Un maneggiare impossibile senza due tipi di persone: quelle che si sono fidate e sono venute ad attivare energie, sperimentare cose, collegandoci con il panorama culturale nazionale e internazionale. E quelle che nel territorio insistono a reagire a un mondo che si illude di poter fare a meno della cultura, ma non capisce che potrà illudersi solo finché la cultura esiste, perché funziona come con l’ossigeno, puoi pensare di non respirare, solo finché l’aria ti entra nei polmoni.

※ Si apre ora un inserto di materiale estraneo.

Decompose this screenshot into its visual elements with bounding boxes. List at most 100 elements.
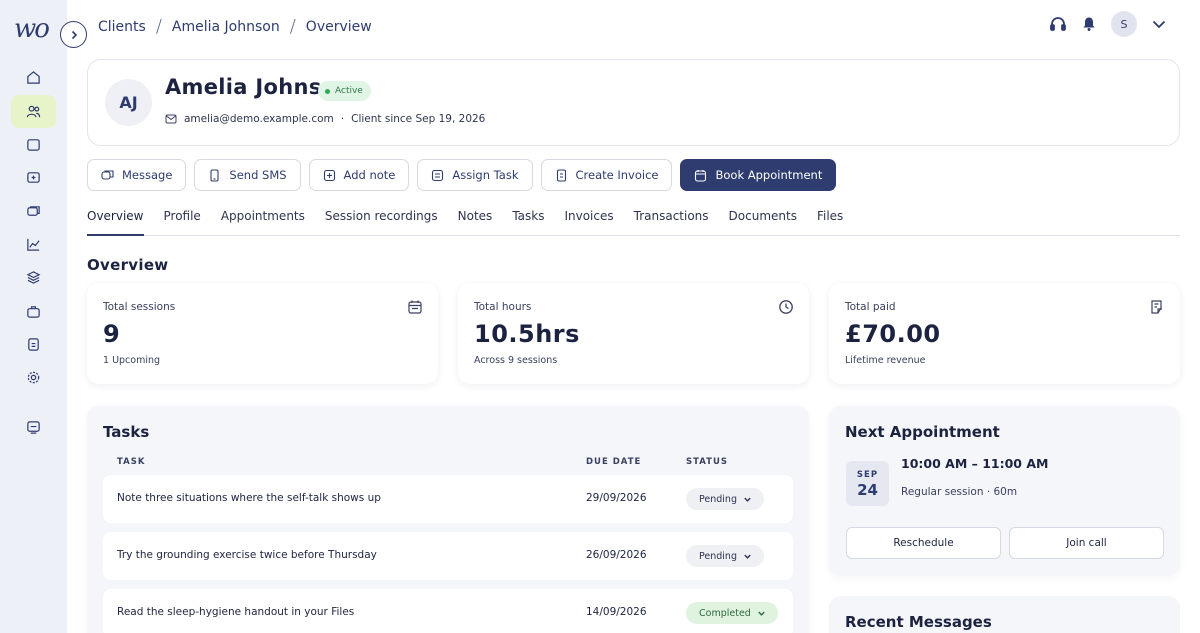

La forza di certa provincia italiana è proprio questo stare nel mezzo: Ancona è un capoluogo non onnivoro, dove è possibile sviluppare progetti nazionali con maggiore libertà e bellezza che nelle metropoli, e progetti del territorio con maggiore agio e respiro che nei borghi (e poi qualcuno diventa nazionale). Questo crea, paradossalmente, un numero e una qualità maggiore di relazioni rispetto ai grandi centri urbani.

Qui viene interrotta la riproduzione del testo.